Last night, in a dream borne of faded memory, I danced. Years ago, the real scene took place. Id nearly forgotten it all.
I don't know now why I was out with my bosses and colleagues that night, except that we were a close-knit group and often in one anothers pockets. We ate sushi and laughed and swapped clothes and cooked really good vegetarian meals and drank wine together. We watched each other fall in and out of love. We gave one of our number away to a man who felt just like one of us, and waved good-bye as he took her across an ocean.
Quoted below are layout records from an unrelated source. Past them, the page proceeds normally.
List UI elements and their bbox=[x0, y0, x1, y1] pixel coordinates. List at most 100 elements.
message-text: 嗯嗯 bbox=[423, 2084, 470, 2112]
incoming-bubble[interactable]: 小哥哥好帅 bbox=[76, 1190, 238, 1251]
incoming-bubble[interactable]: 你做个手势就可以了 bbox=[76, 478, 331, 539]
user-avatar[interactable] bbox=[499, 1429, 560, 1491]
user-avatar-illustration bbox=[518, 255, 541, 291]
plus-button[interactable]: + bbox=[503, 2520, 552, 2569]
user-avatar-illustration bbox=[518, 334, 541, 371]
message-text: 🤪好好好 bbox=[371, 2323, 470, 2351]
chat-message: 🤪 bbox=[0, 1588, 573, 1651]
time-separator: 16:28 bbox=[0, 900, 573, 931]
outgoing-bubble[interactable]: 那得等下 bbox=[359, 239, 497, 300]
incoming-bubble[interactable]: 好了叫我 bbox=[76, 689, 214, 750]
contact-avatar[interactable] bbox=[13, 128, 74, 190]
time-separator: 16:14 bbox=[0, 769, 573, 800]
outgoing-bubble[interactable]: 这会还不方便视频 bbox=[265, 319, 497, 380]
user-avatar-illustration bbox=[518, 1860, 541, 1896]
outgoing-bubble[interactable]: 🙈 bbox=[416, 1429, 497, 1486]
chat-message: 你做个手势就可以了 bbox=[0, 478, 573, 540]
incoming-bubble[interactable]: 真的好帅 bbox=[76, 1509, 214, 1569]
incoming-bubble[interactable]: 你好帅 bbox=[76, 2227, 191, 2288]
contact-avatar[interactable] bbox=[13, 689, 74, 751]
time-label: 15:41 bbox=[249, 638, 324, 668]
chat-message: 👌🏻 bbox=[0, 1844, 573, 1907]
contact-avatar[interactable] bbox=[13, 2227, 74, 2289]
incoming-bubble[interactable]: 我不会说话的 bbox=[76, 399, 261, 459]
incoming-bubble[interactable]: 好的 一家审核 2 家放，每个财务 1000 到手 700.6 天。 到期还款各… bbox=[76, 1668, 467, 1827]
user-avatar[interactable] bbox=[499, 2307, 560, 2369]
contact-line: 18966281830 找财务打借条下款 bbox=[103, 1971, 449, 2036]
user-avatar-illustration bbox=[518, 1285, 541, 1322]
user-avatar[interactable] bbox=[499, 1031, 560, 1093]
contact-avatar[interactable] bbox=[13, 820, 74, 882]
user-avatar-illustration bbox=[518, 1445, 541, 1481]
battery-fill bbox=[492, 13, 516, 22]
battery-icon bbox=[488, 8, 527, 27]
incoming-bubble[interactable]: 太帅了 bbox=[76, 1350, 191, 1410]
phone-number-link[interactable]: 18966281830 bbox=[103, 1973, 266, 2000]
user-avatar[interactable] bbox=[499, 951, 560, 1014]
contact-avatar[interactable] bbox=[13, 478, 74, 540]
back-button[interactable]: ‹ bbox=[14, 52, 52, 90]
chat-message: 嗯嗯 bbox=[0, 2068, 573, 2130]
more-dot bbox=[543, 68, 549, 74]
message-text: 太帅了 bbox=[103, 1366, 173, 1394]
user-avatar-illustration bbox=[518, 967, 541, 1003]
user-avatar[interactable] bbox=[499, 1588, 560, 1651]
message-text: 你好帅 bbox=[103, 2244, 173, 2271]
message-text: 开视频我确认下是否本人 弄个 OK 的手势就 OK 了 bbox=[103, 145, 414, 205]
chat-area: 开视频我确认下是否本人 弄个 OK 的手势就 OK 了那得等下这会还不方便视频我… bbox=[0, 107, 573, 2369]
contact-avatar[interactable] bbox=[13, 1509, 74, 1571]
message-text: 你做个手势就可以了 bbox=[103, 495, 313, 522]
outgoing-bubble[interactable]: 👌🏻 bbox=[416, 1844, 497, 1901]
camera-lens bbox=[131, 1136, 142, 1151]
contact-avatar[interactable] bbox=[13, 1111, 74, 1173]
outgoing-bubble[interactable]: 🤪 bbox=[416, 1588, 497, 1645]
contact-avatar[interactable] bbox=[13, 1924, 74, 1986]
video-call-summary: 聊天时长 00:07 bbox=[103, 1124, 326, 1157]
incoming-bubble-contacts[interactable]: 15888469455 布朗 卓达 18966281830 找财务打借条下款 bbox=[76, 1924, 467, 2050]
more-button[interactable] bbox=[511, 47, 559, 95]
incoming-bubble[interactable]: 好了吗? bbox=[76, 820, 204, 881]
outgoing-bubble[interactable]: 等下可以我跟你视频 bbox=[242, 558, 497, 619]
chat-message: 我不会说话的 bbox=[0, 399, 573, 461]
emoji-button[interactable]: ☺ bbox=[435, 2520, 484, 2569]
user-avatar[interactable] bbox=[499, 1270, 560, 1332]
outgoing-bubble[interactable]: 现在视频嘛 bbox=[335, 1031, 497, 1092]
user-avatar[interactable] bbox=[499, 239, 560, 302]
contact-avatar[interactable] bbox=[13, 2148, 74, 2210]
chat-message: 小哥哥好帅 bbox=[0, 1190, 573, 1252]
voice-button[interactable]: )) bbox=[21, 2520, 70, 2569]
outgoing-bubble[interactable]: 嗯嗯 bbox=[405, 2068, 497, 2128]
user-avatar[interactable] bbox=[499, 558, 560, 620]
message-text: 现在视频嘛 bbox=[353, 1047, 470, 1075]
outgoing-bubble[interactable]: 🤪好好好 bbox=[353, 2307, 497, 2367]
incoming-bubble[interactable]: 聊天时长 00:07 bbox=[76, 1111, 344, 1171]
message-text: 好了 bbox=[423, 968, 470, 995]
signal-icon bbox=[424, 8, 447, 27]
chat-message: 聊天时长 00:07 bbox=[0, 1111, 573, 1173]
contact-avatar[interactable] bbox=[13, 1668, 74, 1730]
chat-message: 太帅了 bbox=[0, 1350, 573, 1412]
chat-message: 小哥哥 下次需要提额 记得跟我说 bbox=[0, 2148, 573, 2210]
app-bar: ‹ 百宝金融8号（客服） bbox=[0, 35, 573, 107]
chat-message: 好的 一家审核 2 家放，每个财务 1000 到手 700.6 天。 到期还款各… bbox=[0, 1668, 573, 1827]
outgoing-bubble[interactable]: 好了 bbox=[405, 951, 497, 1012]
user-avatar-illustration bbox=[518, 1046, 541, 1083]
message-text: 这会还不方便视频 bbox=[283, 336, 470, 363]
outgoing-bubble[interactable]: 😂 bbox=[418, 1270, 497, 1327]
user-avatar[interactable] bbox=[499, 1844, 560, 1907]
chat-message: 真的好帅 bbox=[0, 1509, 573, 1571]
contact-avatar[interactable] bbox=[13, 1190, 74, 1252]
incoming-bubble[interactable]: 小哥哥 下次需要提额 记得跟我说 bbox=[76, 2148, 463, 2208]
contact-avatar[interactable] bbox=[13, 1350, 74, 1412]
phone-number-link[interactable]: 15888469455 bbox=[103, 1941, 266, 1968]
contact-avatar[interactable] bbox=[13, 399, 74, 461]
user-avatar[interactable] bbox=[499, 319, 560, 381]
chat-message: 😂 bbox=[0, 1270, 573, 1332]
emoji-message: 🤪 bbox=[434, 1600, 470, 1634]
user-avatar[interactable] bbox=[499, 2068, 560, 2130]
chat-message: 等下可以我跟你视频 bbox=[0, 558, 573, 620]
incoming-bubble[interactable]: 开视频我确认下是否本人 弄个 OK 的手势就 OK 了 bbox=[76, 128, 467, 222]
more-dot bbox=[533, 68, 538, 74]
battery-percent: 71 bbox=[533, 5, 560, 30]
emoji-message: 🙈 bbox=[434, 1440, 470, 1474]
But on the night I dreamed last night, for the first time together, we danced.
I can't remember whose idea it was to take our newest member to New York Citys biggest tourist-trap nightclub, but I remember protesting, loud and often. I campaigned in vain for someplace more exclusive. Yet, The Tourist-Trap was free (for those in the know, like us) and it was banal enough not to frighten off a recent immigrant from the wilds of Colorado, but still cool enough not to be a total waste of time.
I went along because I was more connected to these people than I had ever before felt towards anyone I worked with. But, me being Tara, I grumbled about the venue right up until we walked out onto a balcony overlooking the main (and empty, as we'd arrived early enough to give the $25 cover a miss) dance floor.
While our Coloradan exclaimed over the vast space, the really tall women and the cage dancers, we let her enthusiasm slough off our cynicism. I found myself enjoying her joy, if not the club itself.
And then, the music surged through my veins and I could barely see my friends for the desire firing every nerve in my body. My boss, seeing Id become a race horse at the gate, pushed me off.
Go. Dance, she mouthed. And I did.
I drank the music. I breathed melodies. I became the pounding beat and stormed the world away with its pulse.
I was light and darkness and moved like mist. The world-that-wasn't filled with more light and darkness and colors that writhed around and through me. And we were one, but we weren't. And we were all beautiful.
The world drifted back in. A sheen of sweat coated my heated skin and the floor heaved around me with bodies moving in unison and not and though I still heard the music, I wasn't the music anymore.
So, I grinned at the mist and light and darkness and colors writhing around me, but no longer through me, and went in search of my friends.
Though it felt as if I'd been music for a lifetime, just over an hour had passed. But it was enough to stop me complaining for the rest of the night.